General information about St. Maarten
Sint Maarten is an island located in the Caribbean. The island is divided between France and the Nederland, which is why people refer to the French or the Dutch side. Its population is approximately 75,000 people, spread all over the 87km2 of the island. St. Maarten may seem quite small when compared to Caribbean islands like Martinique, but still, its landscapes are tropical gems. The capital of the island is Philipsburg. If traveling to St. Maarten, you will experience the visit of two island colonies, and therefore, the spicy marriage of Caribbean, French and Dutch cultures in one small territory. Also, you will have the opportunity to enjoy some of the most beautiful beaches and landscapes of the Caribbean.
About St. Maarten – The island’s history
Christopher Columbus, according to the legend, anchored at the island on November 11, 1493. When he discovered the island, it was inhabited by Carib amerindians, who chased the Arawaks, an agricultural people living there before. Hence, the Caribs’ territory was not completely conquered in the mid-17th century, when the French, English, Dutch, Danes and Spanish started to fight for the control of the West Indies.
In the 1620’s, the Dutch were the first europeans to ply the island’s ponds for salt. But very soon, in 1633, the Spaniards recaptured St. Martin / St. Maarten. Thus, the Dutch built Fort Amsterdam and an artillery battery at Pointe Blanche. In 1648, France and the Dutch Republic signed the Treaty of Concordia. With this treaty, they agreed to divide the island between their two territories.
The border’s history
The history of this border is surrounded by folklore. According to local narratives, “to divide the island into two sections, the inhabitants were told to choose two walkers, one chosen by the French-dominated community and the other one by the Dutch-dominated community, who were put back to back in one extreme of the island, making them walk in opposite directions while stuck to the littoral line, and not allowing them to run. The point where they eventually met was set as the other extreme of the island, creating the border. Seemingly, the French walker had walked more than his Dutch adversary (54km2 and 32km2)”.
Starting in the 18th century, a massive influx of African slaves arrived, in order to fulfill the needs of sugarcane plantations, on both sides of the island. Hence, slavery is a very important element of the island’s history, as it took place until the first half of the 19th century. This complicated history had influence on the population, which is a combination of Amerindian, European, African, Indian and Asian peoples. St. Maarten’s economy heavily suffered after the abolition of slavery until its declaration as a duty-free port. After World Ward II, the Dutch side focused on tourism, and the French side followed the lead two decades later. Between this period and the 1990’s, the island’s demographics changed dramatically, increasing from a mere 5,000 people to around 60,000 people in the 1990’s.

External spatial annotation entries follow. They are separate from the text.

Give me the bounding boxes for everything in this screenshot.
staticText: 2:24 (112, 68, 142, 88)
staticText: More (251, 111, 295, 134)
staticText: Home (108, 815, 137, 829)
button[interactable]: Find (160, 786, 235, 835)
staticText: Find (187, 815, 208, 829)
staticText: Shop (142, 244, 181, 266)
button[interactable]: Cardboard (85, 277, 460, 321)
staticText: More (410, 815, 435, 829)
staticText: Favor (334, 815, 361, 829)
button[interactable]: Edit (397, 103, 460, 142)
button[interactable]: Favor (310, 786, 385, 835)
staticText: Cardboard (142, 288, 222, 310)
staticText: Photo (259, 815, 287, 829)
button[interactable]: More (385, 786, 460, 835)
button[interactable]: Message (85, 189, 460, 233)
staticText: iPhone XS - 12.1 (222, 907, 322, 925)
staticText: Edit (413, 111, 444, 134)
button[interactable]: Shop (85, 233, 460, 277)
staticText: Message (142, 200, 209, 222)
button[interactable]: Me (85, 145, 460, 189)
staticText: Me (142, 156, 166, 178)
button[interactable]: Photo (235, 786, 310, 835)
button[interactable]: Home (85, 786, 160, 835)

About St. Maarten – The island’s culture
Although English is the most commonly spoken language with a local dialect, official languages are French for Saint-Martin and both Dutch and English for Sint Maarten. Some other dialects include French-based Créole and Spanish. The island is also the home of numerous leading artists, like the Youth Waves, Roland Richardson, Ruby Bute, Nicole de Weever, Lasana Sekou or Clara Reyes, all performing in different art fields.
The cuisine, as well as the parades or cultural events, are the witness of an eventful history. All of them are a mix between different cultures, resulting in an unique experience for travelers.